Monday, September 21, 2009

On Kant's Copernican Revolution

To imply that one’s contribution to a given field is in some way analogous to the one made by Copernicus is to feel that one has truly challenged and undone the received notions of the day, given the scope and meaning of the revolution in comparison. But what Copernicus did on scientific and cosmological grounds for the heliocentric model of the universe, Kant hoped to do on epistemic and metaphysical grounds for philosophy itself. His hope was to see the world in a way that, even if not commonsense, found encouragement from the fact that Copernicus faced the same sort of odds in proposing as he did his heliocentric model. However, a proper understanding of Kant’s revolution will establish the reference to Copernicus without overstating Kant’s contribution; without crediting more than is warranted. Kant’s revolution was leveled against the skeptics and dogmatists of his day, and specifically against the boldness of metaphysics, which often oversold its use of reason and ignored its speculative nature. Kant’s central move was one of skepticism, but not the philosophical skepticism of the day. Rather, it was one of skepticism about the ability of human reason to justify the claims of metaphysics a priori, splitting the horns of the dilemma between skepticism about necessary truth and dogmatic claims about the possession thereof.

Before Kant, there was of course Aristotle’s contribution to logic which stood untouched by either empirical evidence or human reason. But what it gave were primarily things true by definition, i.e., the laws of contradiction, of identity, of excluded middle and so on. Despite the truth of these laws, they gave little truth about the world, in much the same way as mathematics.
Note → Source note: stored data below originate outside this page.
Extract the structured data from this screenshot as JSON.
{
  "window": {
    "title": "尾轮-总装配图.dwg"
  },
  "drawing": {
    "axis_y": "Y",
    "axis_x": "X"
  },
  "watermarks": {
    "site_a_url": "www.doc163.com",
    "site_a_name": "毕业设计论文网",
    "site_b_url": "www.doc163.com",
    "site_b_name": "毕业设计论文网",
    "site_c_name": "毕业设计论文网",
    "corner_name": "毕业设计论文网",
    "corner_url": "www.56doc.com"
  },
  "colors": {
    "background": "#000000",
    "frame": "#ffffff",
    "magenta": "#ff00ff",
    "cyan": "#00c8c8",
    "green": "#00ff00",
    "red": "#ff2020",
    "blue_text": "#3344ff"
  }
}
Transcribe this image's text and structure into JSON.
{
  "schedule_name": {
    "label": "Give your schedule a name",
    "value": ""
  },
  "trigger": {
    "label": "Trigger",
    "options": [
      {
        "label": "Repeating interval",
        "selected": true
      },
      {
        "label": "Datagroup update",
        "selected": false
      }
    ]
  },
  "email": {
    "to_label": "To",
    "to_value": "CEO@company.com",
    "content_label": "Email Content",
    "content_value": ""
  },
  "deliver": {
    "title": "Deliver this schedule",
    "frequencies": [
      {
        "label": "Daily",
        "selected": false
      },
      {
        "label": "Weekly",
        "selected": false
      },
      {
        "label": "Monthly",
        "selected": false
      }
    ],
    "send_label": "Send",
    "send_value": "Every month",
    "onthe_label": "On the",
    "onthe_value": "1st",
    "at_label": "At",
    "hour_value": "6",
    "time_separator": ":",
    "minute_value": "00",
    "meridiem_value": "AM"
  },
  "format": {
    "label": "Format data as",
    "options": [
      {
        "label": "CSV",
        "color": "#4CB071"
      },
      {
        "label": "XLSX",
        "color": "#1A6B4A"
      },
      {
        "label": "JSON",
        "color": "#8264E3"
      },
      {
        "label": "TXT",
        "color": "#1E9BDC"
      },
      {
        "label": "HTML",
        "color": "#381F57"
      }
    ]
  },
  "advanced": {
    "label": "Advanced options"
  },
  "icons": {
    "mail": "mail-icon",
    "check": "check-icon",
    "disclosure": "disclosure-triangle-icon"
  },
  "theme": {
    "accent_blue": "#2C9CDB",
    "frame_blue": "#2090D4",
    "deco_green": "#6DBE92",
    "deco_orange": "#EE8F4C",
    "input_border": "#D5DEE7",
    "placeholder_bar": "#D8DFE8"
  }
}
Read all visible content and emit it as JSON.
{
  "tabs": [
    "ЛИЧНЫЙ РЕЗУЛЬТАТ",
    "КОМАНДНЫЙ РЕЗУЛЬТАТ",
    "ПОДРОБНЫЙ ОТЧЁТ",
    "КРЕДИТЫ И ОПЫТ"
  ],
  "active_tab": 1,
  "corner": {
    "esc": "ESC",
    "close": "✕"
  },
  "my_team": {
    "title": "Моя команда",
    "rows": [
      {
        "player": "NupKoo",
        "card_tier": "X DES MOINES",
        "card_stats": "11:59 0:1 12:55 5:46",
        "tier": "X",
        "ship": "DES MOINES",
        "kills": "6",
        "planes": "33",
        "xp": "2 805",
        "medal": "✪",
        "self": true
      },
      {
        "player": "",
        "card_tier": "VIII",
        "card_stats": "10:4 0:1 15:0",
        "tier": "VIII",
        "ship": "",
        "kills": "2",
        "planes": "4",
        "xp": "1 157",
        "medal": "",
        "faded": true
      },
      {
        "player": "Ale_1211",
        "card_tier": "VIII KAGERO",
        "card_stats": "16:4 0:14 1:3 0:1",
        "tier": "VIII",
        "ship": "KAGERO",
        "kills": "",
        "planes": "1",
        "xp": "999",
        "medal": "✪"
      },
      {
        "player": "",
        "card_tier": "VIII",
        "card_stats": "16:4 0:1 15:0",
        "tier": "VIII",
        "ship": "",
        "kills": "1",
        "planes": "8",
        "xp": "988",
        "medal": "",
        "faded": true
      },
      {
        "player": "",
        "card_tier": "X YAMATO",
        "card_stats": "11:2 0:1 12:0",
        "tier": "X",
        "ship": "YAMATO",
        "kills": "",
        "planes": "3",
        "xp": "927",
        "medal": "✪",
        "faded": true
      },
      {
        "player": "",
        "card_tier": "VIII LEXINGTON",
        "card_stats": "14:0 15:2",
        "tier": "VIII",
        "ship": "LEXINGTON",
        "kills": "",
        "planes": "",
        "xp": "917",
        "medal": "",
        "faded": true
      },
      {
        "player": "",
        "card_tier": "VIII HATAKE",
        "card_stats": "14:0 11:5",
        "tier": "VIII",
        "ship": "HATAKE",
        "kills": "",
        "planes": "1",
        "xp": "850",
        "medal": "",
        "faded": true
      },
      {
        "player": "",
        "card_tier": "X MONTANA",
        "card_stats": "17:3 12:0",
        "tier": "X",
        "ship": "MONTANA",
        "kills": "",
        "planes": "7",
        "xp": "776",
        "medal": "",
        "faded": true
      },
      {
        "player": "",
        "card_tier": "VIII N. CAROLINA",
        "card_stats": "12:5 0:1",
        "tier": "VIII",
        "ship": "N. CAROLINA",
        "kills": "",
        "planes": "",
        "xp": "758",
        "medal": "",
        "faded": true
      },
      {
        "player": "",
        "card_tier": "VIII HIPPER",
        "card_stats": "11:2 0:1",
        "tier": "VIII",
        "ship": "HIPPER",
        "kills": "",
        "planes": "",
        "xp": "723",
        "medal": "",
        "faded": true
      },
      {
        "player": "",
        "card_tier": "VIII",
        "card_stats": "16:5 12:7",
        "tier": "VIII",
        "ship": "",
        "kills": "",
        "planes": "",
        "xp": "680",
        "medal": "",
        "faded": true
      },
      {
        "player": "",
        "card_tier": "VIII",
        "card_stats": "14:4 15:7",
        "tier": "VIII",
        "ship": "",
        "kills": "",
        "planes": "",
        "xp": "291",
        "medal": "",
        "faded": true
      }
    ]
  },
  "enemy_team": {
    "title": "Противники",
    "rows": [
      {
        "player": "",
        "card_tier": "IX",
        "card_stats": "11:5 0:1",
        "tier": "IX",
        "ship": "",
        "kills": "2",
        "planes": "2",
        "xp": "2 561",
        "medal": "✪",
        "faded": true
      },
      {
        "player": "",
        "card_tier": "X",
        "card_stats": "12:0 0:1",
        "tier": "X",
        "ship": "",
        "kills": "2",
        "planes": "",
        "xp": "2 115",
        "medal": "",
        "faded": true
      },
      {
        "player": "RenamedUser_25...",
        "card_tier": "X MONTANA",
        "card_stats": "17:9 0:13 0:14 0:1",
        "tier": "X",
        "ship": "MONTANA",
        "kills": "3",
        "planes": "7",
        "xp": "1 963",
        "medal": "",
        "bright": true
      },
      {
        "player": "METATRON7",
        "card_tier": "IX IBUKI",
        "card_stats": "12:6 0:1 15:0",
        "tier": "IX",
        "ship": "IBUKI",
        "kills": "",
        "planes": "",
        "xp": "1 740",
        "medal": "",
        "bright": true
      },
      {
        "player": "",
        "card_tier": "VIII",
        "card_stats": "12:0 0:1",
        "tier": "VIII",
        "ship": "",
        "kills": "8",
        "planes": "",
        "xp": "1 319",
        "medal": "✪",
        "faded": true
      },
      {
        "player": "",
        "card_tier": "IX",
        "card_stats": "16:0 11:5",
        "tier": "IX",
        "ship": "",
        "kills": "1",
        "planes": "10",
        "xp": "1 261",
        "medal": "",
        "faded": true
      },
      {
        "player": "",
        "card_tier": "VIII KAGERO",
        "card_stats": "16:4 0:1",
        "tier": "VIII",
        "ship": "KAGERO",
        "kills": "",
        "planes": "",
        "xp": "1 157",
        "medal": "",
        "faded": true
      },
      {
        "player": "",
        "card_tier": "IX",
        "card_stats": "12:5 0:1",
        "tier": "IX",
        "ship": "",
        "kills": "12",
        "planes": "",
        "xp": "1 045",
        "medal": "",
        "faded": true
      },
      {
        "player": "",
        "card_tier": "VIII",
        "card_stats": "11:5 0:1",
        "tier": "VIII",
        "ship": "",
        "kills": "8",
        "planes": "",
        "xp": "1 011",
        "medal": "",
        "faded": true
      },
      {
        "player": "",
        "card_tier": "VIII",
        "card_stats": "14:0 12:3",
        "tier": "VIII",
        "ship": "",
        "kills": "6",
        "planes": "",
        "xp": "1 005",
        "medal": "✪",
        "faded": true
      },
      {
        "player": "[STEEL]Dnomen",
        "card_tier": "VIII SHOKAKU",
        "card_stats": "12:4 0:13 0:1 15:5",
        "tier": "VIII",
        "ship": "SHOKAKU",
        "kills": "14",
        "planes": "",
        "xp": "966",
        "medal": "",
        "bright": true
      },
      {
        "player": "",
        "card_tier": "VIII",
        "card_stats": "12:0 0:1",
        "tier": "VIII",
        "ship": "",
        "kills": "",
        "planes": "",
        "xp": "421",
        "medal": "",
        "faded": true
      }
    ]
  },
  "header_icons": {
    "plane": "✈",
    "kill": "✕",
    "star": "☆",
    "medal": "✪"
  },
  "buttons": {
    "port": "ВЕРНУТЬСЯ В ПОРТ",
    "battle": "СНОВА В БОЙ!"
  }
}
On the contrary, however, were a mere list of contingent truths, things that could have been otherwise, things that merely happened to have happened, and therefore gave no necessary truth. This was where metaphysics hoped to step in, using pure reason to gain a priori the truth of propositions that had meaning in the world (propositions concerning, for example, God, immortality, and freedom of the will). The problem, according to Kant, was that this metaphysical dream was unjustified and did not answer the task of modern philosophy in establishing what could be known a priori with certainty. Furthermore, metaphysics could not use its own principles to justify itself, and hence the commonsense view held by many that human reason allowed for the objective look into such questions was rather like the view that the earth was the center of the universe. As intuitively obvious as it seemed, it took a totally new shift to see how it was that metaphysics was the wrong approach.

What Kant did was effectively switch the obvious notion that things are as we see them because we have that sort of epistemic access to them. This is of course a philosophical assumption which has to be taken as axiomatic or properly basic in order to proceed with metaphysics (at least as they were at the time). Kant, however, reversed the assumption and began with human cognition as the reason things seemed they way they did. In this way, we do not see the world as it is; rather, we make the world appear as we see it, given the structure of our minds and our reason. In order to have any knowledge a priori, Kant held that experience would first be necessary. If this is so, then the very notion of a priority is fundamentally a non-starter if it denies that experience is necessary in our formation of concepts. Kant did not necessarily overturn a position the way Copernicus did per se, but he sufficiently exposed the presupposition of metaphysics such that a sort of ‘Copernican Revolution’ in metaphysics and epistemology took place that yet gives pause to those who hope reason and cognition a priori might answer questions it might not be justified in answering.